SEATTLE, WA - The Gritstone second-generation COVID-19 vaccine clinical trial is testing the safety, tolerability, and immune responses stimulated by different doses of investigational booster vaccines.
Researchers at the University of Washington School (UW) of Medicine continue to enroll volunteers in an investigational COVID-19 booster vaccine trial. Volunteers will participate in the second stage of a phase 1 trial.
The study is recruiting COVID-19-vaccinated persons who have not yet received a booster vaccine against SARS-CoV-2, the virus that causes COVID-19.
The Gritstone second-generation vaccines are different from current vaccines. These vaccines are designed to elicit an immune response to multiple SARS-CoV-2 proteins, in addition to the spike protein targeted by currently available vaccines made by Moderna, Pfizer and Johnson & Johnson.
By targeting several coronavirus proteins, the investigational vaccines may provide enhanced protection against a wide variety of SARS-CoV-2 strains and variants. The vaccine candidates were developed by Gritstone bio, Inc., a biotechnology company headquartered in Emeryville, California. In monkey models of COVID-19 infection, the vaccines protected against experimental infection and resulted in high levels of SARS-CoV-2 antibodies.
“As the SARS-CoV-2 virus continues to change, we are evaluating different booster vaccines that could elicit a broader and longer- lasting immune response,” said Dr. Anna Wald, professor of medicine, epidemiology, and laboratory medicine and pathology, director of the Virology Research Clinic at the UW School of Medicine, and the site principal investigator of the trial.
“We are looking for COVID-19-vaccinated persons willing to forego booster vaccination and instead receive the investigational vaccine,” said Dr. Tia Babu, acting assistant professor of medicine in the Division of Allergy and Infectious Disease at the UW School of Medicine and one of the trial investigators.
To enroll, participants must be age 18 or older, healthy, without significant allergies, without a history of prior SARS-CoV-2 infection and have been vaccinated against COVID-19 at least four months prior to enrollment. Persons over age 60 are encouraged to participate.

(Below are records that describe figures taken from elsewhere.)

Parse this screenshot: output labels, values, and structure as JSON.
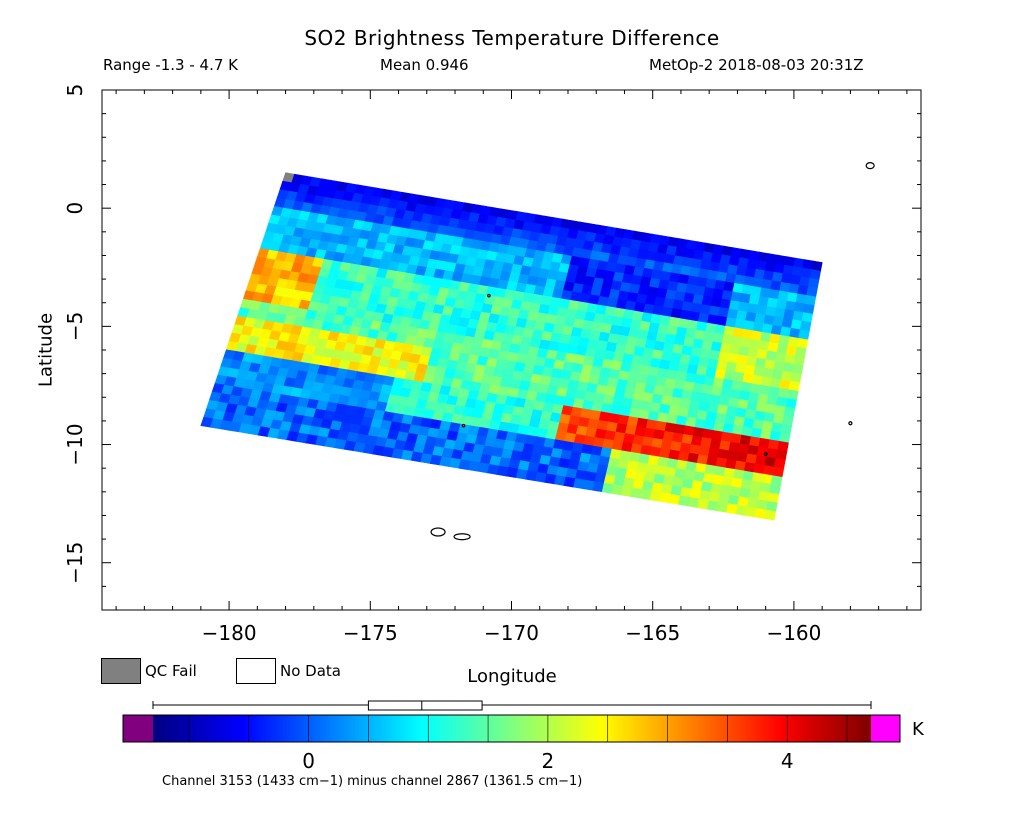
{
  "chart_data": {
    "type": "heatmap",
    "title": "SO2 Brightness Temperature Difference",
    "range_text": "Range -1.3 - 4.7 K",
    "mean_text": "Mean 0.946",
    "instrument_text": "MetOp-2 2018-08-03 20:31Z",
    "xlabel": "Longitude",
    "ylabel": "Latitude",
    "xlim": [
      -184.5,
      -155.5
    ],
    "ylim": [
      -17,
      5
    ],
    "x_ticks": [
      {
        "value": -180,
        "label": "−180"
      },
      {
        "value": -175,
        "label": "−175"
      },
      {
        "value": -170,
        "label": "−170"
      },
      {
        "value": -165,
        "label": "−165"
      },
      {
        "value": -160,
        "label": "−160"
      }
    ],
    "y_ticks": [
      {
        "value": 5,
        "label": "5"
      },
      {
        "value": 0,
        "label": "0"
      },
      {
        "value": -5,
        "label": "−5"
      },
      {
        "value": -10,
        "label": "−10"
      },
      {
        "value": -15,
        "label": "−15"
      }
    ],
    "swath_corners": [
      {
        "lon": -178.0,
        "lat": 1.5
      },
      {
        "lon": -159.0,
        "lat": -2.3
      },
      {
        "lon": -160.7,
        "lat": -13.2
      },
      {
        "lon": -181.0,
        "lat": -9.2
      }
    ],
    "colorbar": {
      "min": -1.3,
      "max": 4.7,
      "unit": "K",
      "ticks": [
        {
          "value": 0,
          "label": "0"
        },
        {
          "value": 2,
          "label": "2"
        },
        {
          "value": 4,
          "label": "4"
        }
      ],
      "below_range_color": "#800080",
      "above_range_color": "#ff00ff",
      "stops": [
        "#00007f",
        "#0000ff",
        "#007fff",
        "#00ffff",
        "#7fff7f",
        "#ffff00",
        "#ff7f00",
        "#ff0000",
        "#7f0000"
      ],
      "box_summary": {
        "q1": 0.5,
        "median": 0.946,
        "q3": 1.45,
        "min": -1.3,
        "max": 4.7
      }
    },
    "legend": [
      {
        "label": "QC Fail",
        "color": "#808080"
      },
      {
        "label": "No Data",
        "color": "#ffffff"
      }
    ],
    "footnote": "Channel 3153 (1433 cm−1) minus channel 2867 (1361.5 cm−1)",
    "grid": false
  }
}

Participants will be asked to:
- Make 9 to 14 or more study clinic visits in-person and will also receive one to two telephone check-ins with the study staff over 12 to 14 months
- Receive one or two injections of an investigational booster vaccine
- Have blood drawn several times for safety monitoring and to see whether the vaccine resulted in an immune response
- Keep track of how they’re feeling after the injection
Interested participants should contact: The UW Virology Research Clinic:
- Email: email@example.com
- Phone: 206-520-4340
The study is sponsored and funded under grant UM1 AI148573 by the U.S. National Institute of Allergy and Infectious Diseases (NIAID), part of the National Institutes of Health, and is being conducted through the NIAID-supported Infectious Diseases Clinical Research Consortium.